A very important concept about the Content Store is that each migratable object is stored separately.
Kinds of content
It distinguishes eight different kinds of content:
- ROOT
- CONTAINER
- RECORD
- BINARY
- RELATION
- ACL
- AUDITLOG
- PRINCIPAL
The CONTAINER, RECORD and BINARY are the three most important ones, because together they form about 80% of the actual content.
ROOT
The ROOT
document(s) are the starting point(s) of a migration. They hold the ID of the target repository container objects where the migrated content needs to land.
CONTAINER
The CONTAINER
kind is used for hierarchical content types like folders, sites, documentLibraries, archives, sub-sites, lists.
RECORD
The RECORD
kind is used for any actual content like pages, paragraphs, list-items, documents. It holds the metadata and references to the actual binaries. For a representing a file-system this means that each file will have both a RECORD
document and a BINARY
document stored.
BINARY
The BINARY
kind is used when representing physical file. It holds the metadata about the files and contains a reference to its location.
RELATION
The RELATION
kind is used for relationship type of objects other than representing a parent-child structure and (language) versions.
ACL
The ACL
kind is used for representing access control list objects.
AUDITLOG
The AUDITLOG
kind is used for representing audit log objects.
PRINCIPAL
The PRINCIPAL
kind is used for representing user and group objects.
Schemas
To store these different kinds of content, the Content Store supports 6 different schemas. Schemas describe the requirements of the content being stored in the Content Store.

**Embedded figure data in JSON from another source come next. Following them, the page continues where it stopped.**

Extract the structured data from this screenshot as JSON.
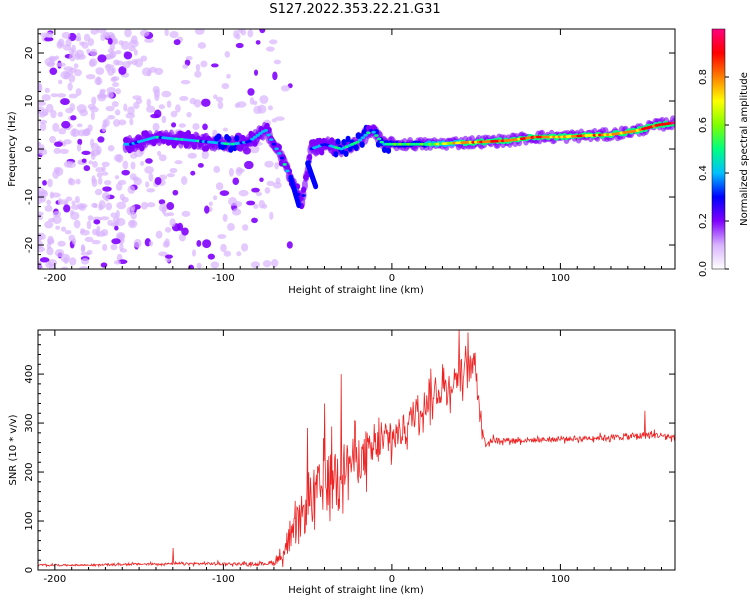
{
  "title": "S127.2022.353.22.21.G31",
  "chart_data": [
    {
      "type": "heatmap",
      "xlabel": "Height of straight line (km)",
      "ylabel": "Frequency (Hz)",
      "xlim": [
        -210,
        168
      ],
      "ylim": [
        -25,
        25
      ],
      "xticks": [
        -200,
        -100,
        0,
        100
      ],
      "yticks": [
        -20,
        -10,
        0,
        10,
        20
      ],
      "grid": false,
      "colorbar": {
        "label": "Normalized spectral amplitude",
        "range": [
          0,
          1
        ],
        "ticks": [
          "0.0",
          "0.2",
          "0.4",
          "0.6",
          "0.8"
        ],
        "colors": [
          "#ffffff",
          "#d9b3ff",
          "#8000ff",
          "#0000ff",
          "#00c0ff",
          "#00ff80",
          "#80ff00",
          "#ffff00",
          "#ff8000",
          "#ff0000",
          "#ff0080"
        ]
      },
      "ridge": [
        {
          "x": -155,
          "f": 1.0,
          "a": 0.35
        },
        {
          "x": -140,
          "f": 2.5,
          "a": 0.4
        },
        {
          "x": -125,
          "f": 2.0,
          "a": 0.4
        },
        {
          "x": -110,
          "f": 1.5,
          "a": 0.4
        },
        {
          "x": -95,
          "f": 1.0,
          "a": 0.45
        },
        {
          "x": -85,
          "f": 1.5,
          "a": 0.35
        },
        {
          "x": -75,
          "f": 4.0,
          "a": 0.35
        },
        {
          "x": -65,
          "f": -2.0,
          "a": 0.4
        },
        {
          "x": -58,
          "f": -8.0,
          "a": 0.35
        },
        {
          "x": -53,
          "f": -11.0,
          "a": 0.3
        },
        {
          "x": -48,
          "f": 0.0,
          "a": 0.35
        },
        {
          "x": -40,
          "f": 1.0,
          "a": 0.35
        },
        {
          "x": -30,
          "f": 0.0,
          "a": 0.45
        },
        {
          "x": -20,
          "f": 1.5,
          "a": 0.45
        },
        {
          "x": -12,
          "f": 4.0,
          "a": 0.4
        },
        {
          "x": -5,
          "f": 1.0,
          "a": 0.45
        },
        {
          "x": 10,
          "f": 1.0,
          "a": 0.55
        },
        {
          "x": 25,
          "f": 1.0,
          "a": 0.6
        },
        {
          "x": 40,
          "f": 1.3,
          "a": 0.75
        },
        {
          "x": 55,
          "f": 1.5,
          "a": 0.85
        },
        {
          "x": 70,
          "f": 1.8,
          "a": 0.8
        },
        {
          "x": 85,
          "f": 2.5,
          "a": 0.85
        },
        {
          "x": 100,
          "f": 2.5,
          "a": 0.75
        },
        {
          "x": 115,
          "f": 2.8,
          "a": 0.8
        },
        {
          "x": 130,
          "f": 3.0,
          "a": 0.75
        },
        {
          "x": 145,
          "f": 3.8,
          "a": 0.8
        },
        {
          "x": 158,
          "f": 5.0,
          "a": 0.85
        },
        {
          "x": 168,
          "f": 5.5,
          "a": 0.9
        }
      ]
    },
    {
      "type": "line",
      "xlabel": "Height of straight line (km)",
      "ylabel": "SNR (10 * v/v)",
      "xlim": [
        -210,
        168
      ],
      "ylim": [
        0,
        490
      ],
      "xticks": [
        -200,
        -100,
        0,
        100
      ],
      "yticks": [
        0,
        100,
        200,
        300,
        400
      ],
      "grid": false,
      "series": [
        {
          "color": "#ee2222",
          "x": [
            -210,
            -180,
            -150,
            -120,
            -100,
            -80,
            -70,
            -65,
            -60,
            -55,
            -50,
            -45,
            -40,
            -35,
            -30,
            -25,
            -20,
            -15,
            -10,
            -5,
            0,
            5,
            10,
            15,
            20,
            25,
            30,
            35,
            40,
            45,
            50,
            52,
            55,
            60,
            70,
            80,
            100,
            120,
            140,
            150,
            160,
            168
          ],
          "y": [
            10,
            10,
            12,
            13,
            13,
            12,
            15,
            30,
            60,
            100,
            130,
            160,
            170,
            200,
            210,
            220,
            230,
            230,
            250,
            260,
            270,
            280,
            300,
            330,
            340,
            360,
            370,
            380,
            400,
            410,
            420,
            330,
            260,
            265,
            265,
            265,
            267,
            270,
            272,
            275,
            275,
            270
          ],
          "noise": [
            3,
            3,
            4,
            4,
            6,
            5,
            10,
            25,
            50,
            80,
            100,
            110,
            110,
            100,
            100,
            90,
            90,
            80,
            80,
            70,
            70,
            60,
            60,
            60,
            60,
            60,
            60,
            60,
            60,
            60,
            50,
            40,
            20,
            12,
            10,
            10,
            10,
            10,
            12,
            15,
            12,
            10
          ],
          "peaks": [
            {
              "x": -130,
              "y": 45
            },
            {
              "x": -50,
              "y": 290
            },
            {
              "x": -40,
              "y": 340
            },
            {
              "x": -30,
              "y": 400
            },
            {
              "x": 30,
              "y": 420
            },
            {
              "x": 40,
              "y": 490
            },
            {
              "x": 45,
              "y": 485
            },
            {
              "x": 150,
              "y": 325
            }
          ]
        }
      ]
    }
  ]
}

The selection below describes the different schemas and there purpose.
Root schema
The root schema is used for the ROOT
kind.
Content schema
The content schema can be considered the main schema. It is used for the CONTAINER
and RECORD
kinds.
Binary schema
The binary schema is used for the BINARY
kind.
Relation schema
The relation schema is used for the RELATION
kind.
This schema is in a beta state and is highly subjected to change.
ACL schema
The ACL schema is used for the ACL
kind.
This schema is in an alpha state and is highly subjected to change.
AuditLog schema
The AuditLog schema is used for the AUDITLOG
kind.
This schema is in an alpha state and is highly subjected to change.
Principal schema
The Principal schema is used for the PRINCIPAL
kind.
Storing binaries
Besides the metadata, the Content Store is also able to store binary content. It does this using a technique called GridFS. That is why components that work with binary files will have a Mongo database connection string and a database name.
GridFS consist of two collections binaries.files
and binaries.chunks
.
binaries.files
: stores the file's metadata. For details, see The files Collection.binaries.chunks
: stores the binary chunks. For details, see The chunks Collection.